Revlon Shaves Brazil Brands
Revlon has sold its Bozzano brand, a men’s hair care and shaving line of products, and certain other non-core Brazilian brands to Hypermarcas for approximately $104m in cash. The transaction was effected through the sale of Brazilian subsidiary Ceil Comercio E Distribuidora. Revlon says its brand color cosmetics will continue to be marketed in Brazil through a third party distributor.
Rio Tinto Plans $2.5bn Brazil Mine Expansion
UK based mining company Rio Tinto is planning to invest $2.5bn in a major expansion of its Corumba iron ore mine in Brazil. The work will boost mine capacity to 12.8m tons from 2m tons, Rio Tinto says, with new production expected to start in Q4 2010. The Corumba investment brings to nearly $11bn the total capex Rio Tinto has committed since 2003 to develop its iron ore business, the company states. Rio Tinto will also undertake a feasibility study, to be completed by mid 2009, for a phase II expansion that would take capacity to 23.2m tons per year, the company adds. The expansion of Corumba is designed to capitalize on increased demand for iron ore in South America and the Middle East.
Banco do Brasil, WestRand Form Car Finance JV
Banco do Brasil and South Africa’s FirstRand are creating a new financial institution to focus on car loans in Brazil. The Brazilian bank plans to invest BRL980m in the new venture that is expected to start operations in the first half of 2009. BdB will own 73.5% of the new institution and FirstRand the rest, according to BdB. The Brazilian bank expects the new venture to control a 20% share of the Brazilian car loan market in 8 years, it says.
BNDESPar Halts Bond Issue
The BNDESPar unit of Brazilian development bank BNDES has suspended for up to 60 days its issue of BRL1.5bn in 2010 debentures. It has decided to wait due to the volatility in the capital markets, according a BNDES official. The notes rated AAA on a national scale are part of a BRL6bn program. The bank had not yet indicated the rate it expects to pay. Banco do Brasil is managing the operation, with Bradesco and Caixa Economica Federal co-managers.

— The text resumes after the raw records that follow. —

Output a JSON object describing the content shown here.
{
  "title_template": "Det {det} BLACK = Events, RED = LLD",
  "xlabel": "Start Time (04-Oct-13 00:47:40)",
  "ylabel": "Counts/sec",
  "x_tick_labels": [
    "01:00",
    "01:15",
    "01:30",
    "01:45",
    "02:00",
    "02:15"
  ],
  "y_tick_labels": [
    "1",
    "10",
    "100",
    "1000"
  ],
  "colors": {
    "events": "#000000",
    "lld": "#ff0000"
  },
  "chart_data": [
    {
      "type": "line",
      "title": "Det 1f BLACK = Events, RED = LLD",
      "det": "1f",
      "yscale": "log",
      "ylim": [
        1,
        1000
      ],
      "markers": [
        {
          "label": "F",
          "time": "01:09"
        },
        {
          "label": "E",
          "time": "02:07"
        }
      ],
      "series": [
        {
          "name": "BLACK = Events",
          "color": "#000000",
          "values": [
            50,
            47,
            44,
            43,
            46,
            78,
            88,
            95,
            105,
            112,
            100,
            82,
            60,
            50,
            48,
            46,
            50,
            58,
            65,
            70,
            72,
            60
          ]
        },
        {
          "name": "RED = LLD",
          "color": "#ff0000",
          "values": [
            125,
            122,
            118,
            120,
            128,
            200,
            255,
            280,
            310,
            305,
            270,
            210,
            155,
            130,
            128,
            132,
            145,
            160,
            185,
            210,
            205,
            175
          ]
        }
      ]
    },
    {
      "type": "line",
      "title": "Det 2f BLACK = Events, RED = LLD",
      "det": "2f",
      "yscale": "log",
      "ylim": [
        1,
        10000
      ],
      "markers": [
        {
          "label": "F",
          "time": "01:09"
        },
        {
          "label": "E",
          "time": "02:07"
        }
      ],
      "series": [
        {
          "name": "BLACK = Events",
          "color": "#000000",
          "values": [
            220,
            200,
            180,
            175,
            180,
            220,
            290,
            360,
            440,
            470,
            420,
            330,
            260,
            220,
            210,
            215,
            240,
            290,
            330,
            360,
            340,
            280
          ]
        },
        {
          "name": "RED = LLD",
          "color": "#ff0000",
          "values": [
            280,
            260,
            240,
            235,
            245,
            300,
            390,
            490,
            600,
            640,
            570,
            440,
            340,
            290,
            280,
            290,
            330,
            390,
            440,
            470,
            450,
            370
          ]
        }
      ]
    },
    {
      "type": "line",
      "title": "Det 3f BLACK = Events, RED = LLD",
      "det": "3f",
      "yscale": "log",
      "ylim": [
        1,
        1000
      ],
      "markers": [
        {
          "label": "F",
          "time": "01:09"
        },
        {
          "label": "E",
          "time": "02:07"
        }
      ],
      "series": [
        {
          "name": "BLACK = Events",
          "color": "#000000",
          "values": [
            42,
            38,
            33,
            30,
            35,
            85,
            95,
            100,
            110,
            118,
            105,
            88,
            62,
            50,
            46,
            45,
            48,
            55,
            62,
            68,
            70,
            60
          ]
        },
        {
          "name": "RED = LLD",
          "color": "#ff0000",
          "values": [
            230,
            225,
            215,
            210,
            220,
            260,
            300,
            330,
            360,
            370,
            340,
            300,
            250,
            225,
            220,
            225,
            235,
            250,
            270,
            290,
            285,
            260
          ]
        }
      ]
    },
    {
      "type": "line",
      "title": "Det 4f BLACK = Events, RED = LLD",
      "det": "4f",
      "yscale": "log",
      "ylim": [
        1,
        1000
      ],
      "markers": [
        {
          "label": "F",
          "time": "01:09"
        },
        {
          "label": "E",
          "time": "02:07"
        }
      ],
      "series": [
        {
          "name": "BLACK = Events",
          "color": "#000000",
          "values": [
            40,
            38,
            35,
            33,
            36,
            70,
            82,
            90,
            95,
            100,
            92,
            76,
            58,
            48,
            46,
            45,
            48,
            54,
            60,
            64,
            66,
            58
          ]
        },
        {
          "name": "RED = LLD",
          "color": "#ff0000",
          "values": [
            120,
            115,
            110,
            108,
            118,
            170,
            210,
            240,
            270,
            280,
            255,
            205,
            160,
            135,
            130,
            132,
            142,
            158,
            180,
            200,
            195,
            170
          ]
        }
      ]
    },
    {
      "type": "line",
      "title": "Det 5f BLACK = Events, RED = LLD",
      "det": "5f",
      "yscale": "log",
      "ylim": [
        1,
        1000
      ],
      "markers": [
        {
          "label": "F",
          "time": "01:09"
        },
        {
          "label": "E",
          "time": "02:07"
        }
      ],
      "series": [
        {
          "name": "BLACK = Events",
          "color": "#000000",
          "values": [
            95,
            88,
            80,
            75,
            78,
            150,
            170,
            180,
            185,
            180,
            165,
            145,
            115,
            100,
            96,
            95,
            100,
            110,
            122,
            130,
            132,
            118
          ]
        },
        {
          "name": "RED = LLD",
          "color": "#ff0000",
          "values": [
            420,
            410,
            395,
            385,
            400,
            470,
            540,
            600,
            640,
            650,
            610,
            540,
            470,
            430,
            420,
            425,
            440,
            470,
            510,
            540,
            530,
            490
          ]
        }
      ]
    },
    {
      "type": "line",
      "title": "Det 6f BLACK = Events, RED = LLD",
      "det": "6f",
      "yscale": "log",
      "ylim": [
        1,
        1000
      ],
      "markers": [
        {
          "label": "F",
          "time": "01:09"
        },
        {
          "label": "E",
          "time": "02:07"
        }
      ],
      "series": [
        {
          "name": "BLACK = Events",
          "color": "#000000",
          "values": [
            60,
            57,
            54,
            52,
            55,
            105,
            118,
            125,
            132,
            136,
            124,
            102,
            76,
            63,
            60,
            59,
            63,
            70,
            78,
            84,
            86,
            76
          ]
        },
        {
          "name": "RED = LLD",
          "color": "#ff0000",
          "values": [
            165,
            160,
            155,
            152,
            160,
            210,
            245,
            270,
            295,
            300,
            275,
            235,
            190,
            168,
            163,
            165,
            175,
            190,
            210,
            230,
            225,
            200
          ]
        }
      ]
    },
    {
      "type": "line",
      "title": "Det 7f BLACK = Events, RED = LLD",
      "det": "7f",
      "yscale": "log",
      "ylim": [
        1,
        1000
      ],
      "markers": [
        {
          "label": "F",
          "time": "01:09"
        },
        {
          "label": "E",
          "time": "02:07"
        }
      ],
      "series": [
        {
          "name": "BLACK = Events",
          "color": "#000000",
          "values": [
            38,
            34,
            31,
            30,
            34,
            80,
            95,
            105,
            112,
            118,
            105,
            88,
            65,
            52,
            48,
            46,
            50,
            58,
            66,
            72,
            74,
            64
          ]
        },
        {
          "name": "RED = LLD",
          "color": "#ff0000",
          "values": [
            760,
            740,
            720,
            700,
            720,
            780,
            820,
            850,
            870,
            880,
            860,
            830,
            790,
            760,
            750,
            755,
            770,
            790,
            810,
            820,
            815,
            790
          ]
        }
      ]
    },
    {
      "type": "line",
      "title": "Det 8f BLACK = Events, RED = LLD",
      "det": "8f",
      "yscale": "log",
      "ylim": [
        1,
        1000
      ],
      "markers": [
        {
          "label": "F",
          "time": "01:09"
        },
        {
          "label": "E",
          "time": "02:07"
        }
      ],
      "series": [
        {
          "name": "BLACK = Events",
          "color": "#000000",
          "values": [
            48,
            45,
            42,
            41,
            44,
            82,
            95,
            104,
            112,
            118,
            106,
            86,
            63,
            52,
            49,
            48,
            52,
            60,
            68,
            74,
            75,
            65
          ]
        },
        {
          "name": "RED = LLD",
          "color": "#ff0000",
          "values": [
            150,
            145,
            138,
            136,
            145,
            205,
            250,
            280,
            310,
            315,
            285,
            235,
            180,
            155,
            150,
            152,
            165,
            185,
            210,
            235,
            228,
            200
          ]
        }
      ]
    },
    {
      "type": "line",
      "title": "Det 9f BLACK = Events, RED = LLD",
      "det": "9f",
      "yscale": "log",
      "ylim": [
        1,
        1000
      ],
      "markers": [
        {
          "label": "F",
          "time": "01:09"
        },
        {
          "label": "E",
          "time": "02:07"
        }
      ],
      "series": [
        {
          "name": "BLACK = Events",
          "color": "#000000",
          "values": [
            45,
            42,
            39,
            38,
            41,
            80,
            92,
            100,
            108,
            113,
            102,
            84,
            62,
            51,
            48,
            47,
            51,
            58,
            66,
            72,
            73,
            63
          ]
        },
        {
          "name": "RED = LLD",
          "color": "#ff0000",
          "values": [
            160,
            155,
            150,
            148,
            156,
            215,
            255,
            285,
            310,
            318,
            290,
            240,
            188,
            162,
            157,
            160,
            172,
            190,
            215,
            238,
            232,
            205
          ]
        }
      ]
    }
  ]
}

Brazilian Developers Bring Debenture Debuts
Brazilian regulators have approved developer Trisul’s issue of BRL200m in 2013 debentures. The notes, rated A on a national scale, pay interest at the DI rate plus 2.5%. The offer marks the debut debenture issue for Trisul, formed from the merger of real estate companies Tricury and Incosul. The developer plans to use proceeds to acquire new property and for working capital. Bradesco is managing the transaction. Separately, regulators also approved a BRL300m 2013 debenture issue from fellow developer MRV. The issuer plans to define the rate on the AA minus notes this week. The transaction is the first debenture sale for MRV, led by Itau. It plans to acquire new property with the proceeds.